Irrgang sieht eine weitere Gefahr in der Technisierung, vor allem, wenn sie nicht länger vom Menschen, sondern von der Technik selbst gesteuert wird: Viele unserer technischen Fähigkeiten werden immer weniger gebraucht, weil Maschinen den Job erledigen, und "dadurch verkümmern unsere Fähigkeiten". Die Autoren Markus Metz und Georg Seeßlen prägten vor wenigen Jahren für das Phänomen, dass technische Systeme den Menschen mitunter verdummen lassen, den Begriff "Blödmaschinen".

Für Irrgang liegt die größte Gefahr der Technisierung darin, dass sich "die Menschen zu sehr auf die Maschinen verlassen". Als Beispiel, an dem sich diese Gefahr jetzt schon abzeichnet, nennt er Kontrollverlust in Flugleitsystemen: "Es kommt immer öfter zu Unfällen oder Beinaheunfällen in der Luftfahrt, weil sich die Piloten zu sehr auf die automatischen Piloten verlassen." Wenn sich die derzeitige Entwicklung fortsetzt, zeichnet Irrgang ein pessimistisches Szenario: "In zwanzig Jahren werden dann lauter Nichtkönner Auto fahren, weil man keinen Führerschein mehr braucht, wenn die Autos selbst fahren. Die Insassen sind dem System dann aber hilflos ausgeliefert."
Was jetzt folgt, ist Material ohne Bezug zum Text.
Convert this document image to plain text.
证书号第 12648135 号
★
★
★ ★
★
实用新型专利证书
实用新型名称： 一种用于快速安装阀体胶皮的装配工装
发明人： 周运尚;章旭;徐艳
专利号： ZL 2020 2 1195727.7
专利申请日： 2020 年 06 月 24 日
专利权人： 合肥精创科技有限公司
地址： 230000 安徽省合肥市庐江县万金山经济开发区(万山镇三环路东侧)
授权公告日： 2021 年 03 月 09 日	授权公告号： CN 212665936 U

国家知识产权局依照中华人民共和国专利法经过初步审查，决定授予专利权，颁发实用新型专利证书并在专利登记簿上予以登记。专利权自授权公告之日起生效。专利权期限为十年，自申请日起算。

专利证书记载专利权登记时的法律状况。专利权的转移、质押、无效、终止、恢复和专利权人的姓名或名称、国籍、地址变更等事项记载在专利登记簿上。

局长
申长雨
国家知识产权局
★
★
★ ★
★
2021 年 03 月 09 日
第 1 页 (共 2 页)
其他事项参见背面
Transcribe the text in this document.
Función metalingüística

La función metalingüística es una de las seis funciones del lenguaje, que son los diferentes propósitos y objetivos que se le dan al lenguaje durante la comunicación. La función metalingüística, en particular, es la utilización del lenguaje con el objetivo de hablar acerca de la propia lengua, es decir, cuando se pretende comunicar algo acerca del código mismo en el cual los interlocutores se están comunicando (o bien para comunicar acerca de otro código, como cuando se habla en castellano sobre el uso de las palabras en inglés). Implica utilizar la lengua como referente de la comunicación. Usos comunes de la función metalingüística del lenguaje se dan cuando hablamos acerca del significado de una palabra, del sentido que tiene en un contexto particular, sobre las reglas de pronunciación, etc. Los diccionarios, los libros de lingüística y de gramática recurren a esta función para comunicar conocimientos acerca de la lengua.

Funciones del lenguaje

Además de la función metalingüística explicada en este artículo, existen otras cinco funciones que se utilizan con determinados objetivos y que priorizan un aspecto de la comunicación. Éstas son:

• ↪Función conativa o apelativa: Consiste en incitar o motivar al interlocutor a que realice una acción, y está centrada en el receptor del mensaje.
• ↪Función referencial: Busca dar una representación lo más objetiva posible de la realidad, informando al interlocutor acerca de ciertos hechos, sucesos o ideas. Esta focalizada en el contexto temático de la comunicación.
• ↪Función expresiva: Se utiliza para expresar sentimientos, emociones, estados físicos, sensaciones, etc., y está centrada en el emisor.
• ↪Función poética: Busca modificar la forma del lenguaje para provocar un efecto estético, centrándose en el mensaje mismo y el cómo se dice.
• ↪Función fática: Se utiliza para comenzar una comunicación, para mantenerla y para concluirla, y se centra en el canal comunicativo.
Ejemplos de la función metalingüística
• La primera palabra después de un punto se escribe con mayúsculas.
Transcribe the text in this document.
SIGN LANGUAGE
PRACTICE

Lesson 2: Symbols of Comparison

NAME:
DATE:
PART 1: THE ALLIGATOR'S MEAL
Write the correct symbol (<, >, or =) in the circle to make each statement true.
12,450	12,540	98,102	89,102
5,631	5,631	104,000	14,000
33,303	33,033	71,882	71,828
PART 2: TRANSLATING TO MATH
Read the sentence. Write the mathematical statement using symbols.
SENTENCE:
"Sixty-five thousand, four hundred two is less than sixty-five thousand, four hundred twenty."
Allerdings sieht der Philosoph auch die Möglichkeit, dass wir im Umgang mit Maschinen, die immer intelligenter werden, auch selbst dazulernen. "Wenn man damit umzugehen lernt, wirkt technischer Fortschritt als Intelligenzverstärker." Ähnlich verhält es sich mit der Beziehung zwischen Technik und Glück - dem Leitthema beim Symposion Dürnstein. "Die Technik ist als solche ambivalent - sie kann glücksverstärkend wirken, das kann aber auch ganz anders sein, wenn wir etwa an Kriegstechnologie denken", sagt Irrgang. "Wir sollten die Zukunft nicht fürchten, aber technikgläubig zu sein - dafür gibt es auch keinen Grund." (Tanja Traxler, DER STANDARD, 18.2.2015)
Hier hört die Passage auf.